The task is immense and diversified.

ASU, Giuliano said, is “playing the role of facilitator for the various jurisdictions to get everybody to coordinate and communicate about what needs to happen along the entire stretch of the river bottom.”

And it won’t be a one-size-fits-all effort.

“Every jurisdiction will have a different need,” Giuliano said. “They have different geography, they have different flood control needs, so every community is going to have to implement in a way that fits them best.”

Current Tempe Mayor Mark Mitchell said while there may be an overall master plan for the riverbed, each jurisdiction will have to decide what parts of it to implement and pay for.
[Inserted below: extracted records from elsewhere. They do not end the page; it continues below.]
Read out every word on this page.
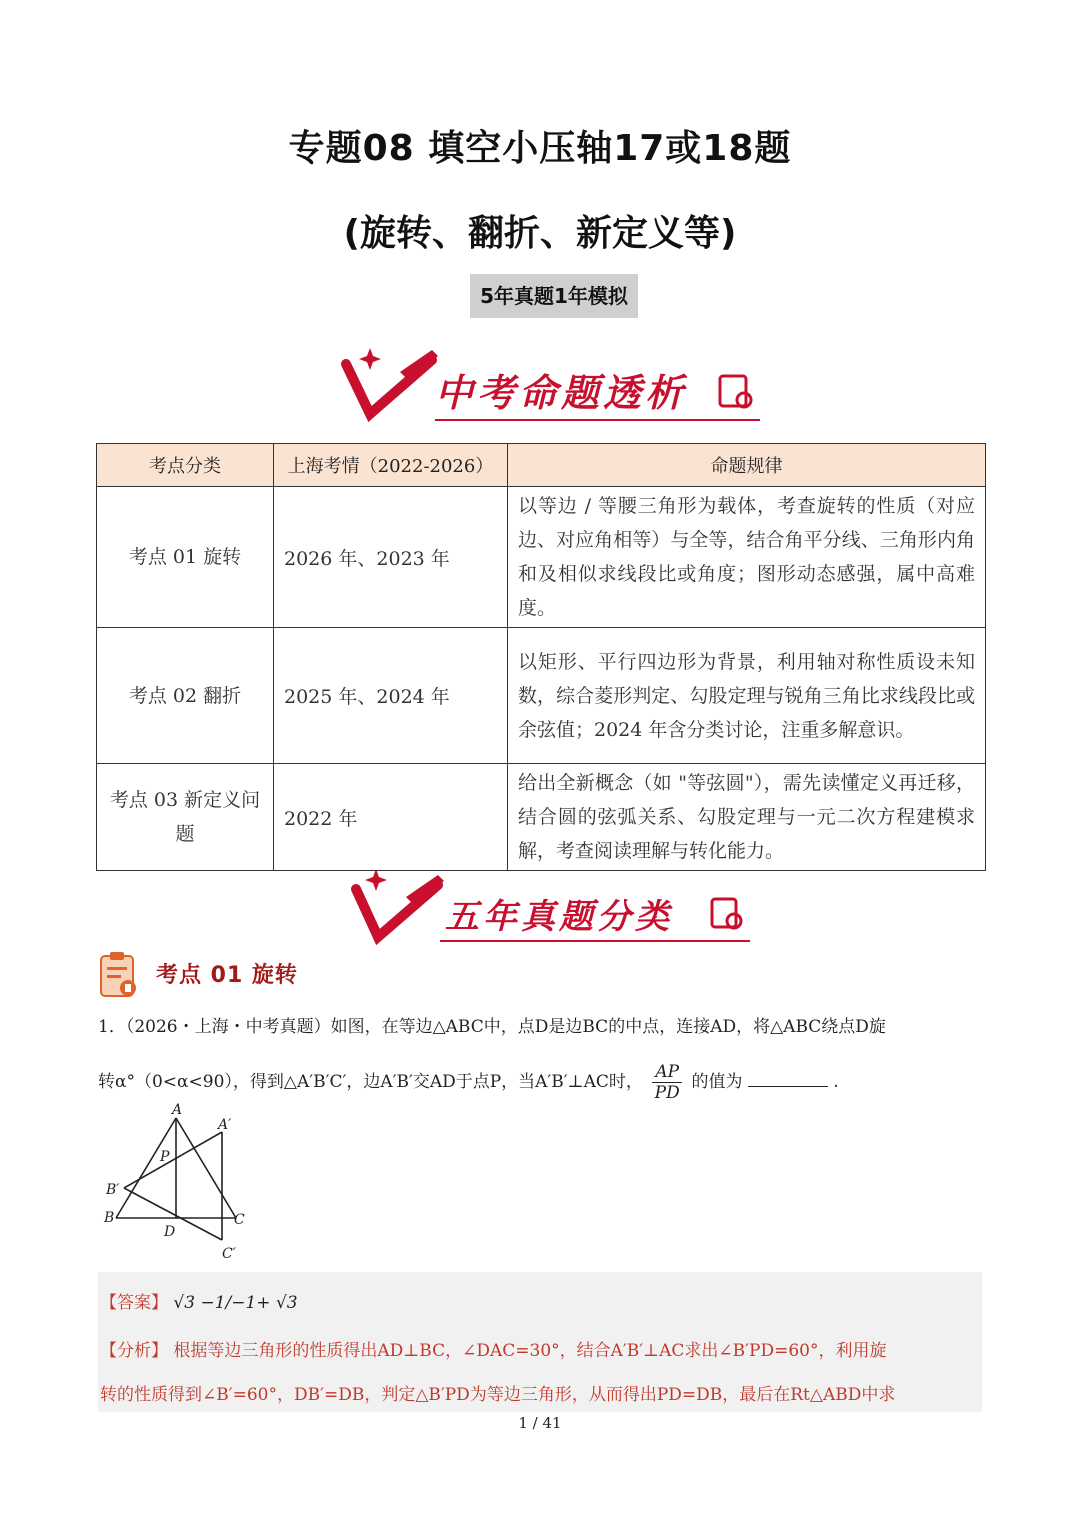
专题08 填空小压轴17或18题
(旋转、翻折、新定义等)
5年真题1年模拟
中考命题透析
考点分类	上海考情（2022-2026）	命题规律
考点 01 旋转	2026 年、2023 年	以等边 / 等腰三角形为载体，考查旋转的性质（对应边、对应角相等）与全等，结合角平分线、三角形内角和及相似求线段比或角度；图形动态感强，属中高难度。
考点 02 翻折	2025 年、2024 年	以矩形、平行四边形为背景，利用轴对称性质设未知数，综合菱形判定、勾股定理与锐角三角比求线段比或余弦值；2024 年含分类讨论，注重多解意识。
考点 03 新定义问题	2022 年	给出全新概念（如 "等弦圆"），需先读懂定义再迁移，结合圆的弦弧关系、勾股定理与一元二次方程建模求解，考查阅读理解与转化能力。
五年真题分类
考点 01 旋转
1．（2026・上海・中考真题）如图，在等边△ABC中，点D是边BC的中点，连接AD，将△ABC绕点D旋
转α°（0<α<90），得到△A′B′C′，边A′B′交AD于点P，当A′B′⊥AC时， $\frac{AP}{PD}$ 的值为	.
A
A′
P
B′
B	C
D
C′
【答案】 √3 −1/−1+ √3
【分析】 根据等边三角形的性质得出AD⊥BC，∠DAC=30°，结合A′B′⊥AC求出∠B′PD=60°，利用旋
转的性质得到∠B′=60°，DB′=DB，判定△B′PD为等边三角形，从而得出PD=DB，最后在Rt△ABD中求
1 / 41
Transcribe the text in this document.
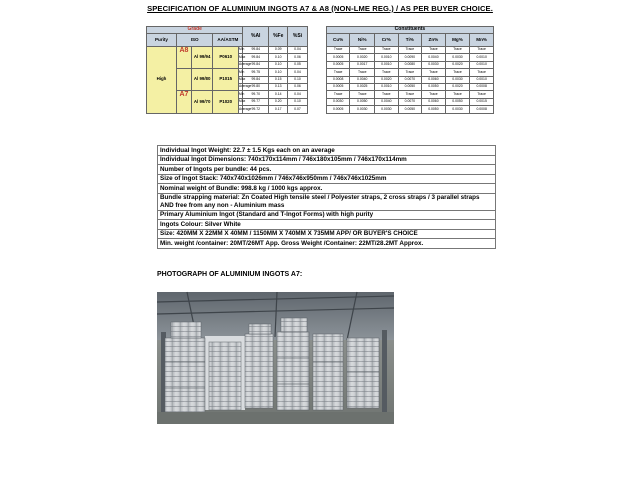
SPECIFICATION OF ALUMINIUM INGOTS A7 & A8 (NON-LME REG.) / AS PER BUYER CHOICE.
Grade					%Al	%Fe	%Si		Constituents						
Purity	ISO		AA/ASTM						Cu%	Ni%	Cr%	Ti%	Zn%	Mg%	Mn%
High	A8	Al 99/94	P0610	Min	99.84	0.09	0.04		Trace	Trace	Trace	Trace	Trace	Trace	Trace
				Max	99.84	0.10	0.06		0.0005	0.0020	0.0010	0.0090	0.0040	0.0030	0.0010
				Average	99.84	0.10	0.05		0.0005	0.0017	0.0010	0.0080	0.0030	0.0020	0.0010
		Al 99/80	P1015	Min	99.75	0.10	0.04		Trace	Trace	Trace	Trace	Trace	Trace	Trace
				Max	99.84	0.15	0.10		0.0008	0.0040	0.0020	0.0070	0.0060	0.0030	0.0010
				Average	99.80	0.13	0.06		0.0005	0.0025	0.0010	0.0050	0.0050	0.0020	0.0008
	A7	Al 99/70	P1020	Min	99.70	0.14	0.04		Trace	Trace	Trace	Trace	Trace	Trace	Trace
				Max	99.77	0.20	0.10		0.0030	0.0050	0.0040	0.0070	0.0060	0.0050	0.0015
				Average	99.72	0.17	0.07		0.0005	0.0030	0.0030	0.0050	0.0050	0.0030	0.0008
Individual Ingot Weight: 22.7 ± 1.5 Kgs each on an average
Individual Ingot Dimensions: 740x170x114mm / 746x180x105mm / 746x170x114mm
Number of Ingots per bundle: 44 pcs.
Size of Ingot Stack: 740x740x1026mm / 746x746x950mm / 746x746x1025mm
Nominal weight of Bundle: 998.8 kg / 1000 kgs approx.
Bundle strapping material: Zn Coated High tensile steel / Polyester straps, 2 cross straps / 3 parallel straps AND free from any non - Aluminium mass
Primary Aluminium Ingot (Standard and T-Ingot Forms) with high purity
Ingots Colour: Silver White
Size: 420MM X 22MM X 40MM / 1150MM X 740MM X 735MM APP/ OR BUYER'S CHOICE
Min. weight /container: 20MT/26MT App. Gross Weight /Container: 22MT/28.2MT Approx.
PHOTOGRAPH OF ALUMINIUM INGOTS A7:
Still, Giuliano said, “There can be something that weaves it all together, pulls it all together, even if it’s something as simple a very long combination of pedestrian and bike paths that connect all the jurisdictions.”

Wellington “Duke” Reiter, who is spearheading the effort at ASU, said in 2017, that the final product won’t be the equivalent of a 40-mile-long Tempe Town Lake, but rather a “string of assets” with various uses and features.

Mitchell said he believes Town Lake helped spur renewed interest in the overall riverbed.

“I think people can look at Tempe as a success in terms of how we saw the vision,” Mitchell said.

 McCain himself said as much in the 2017 rollout with ASU officials: “Everybody who drives past Tempe Town Lake realizes what a success this is.  Every mayor wants a Tempe Town Lake.”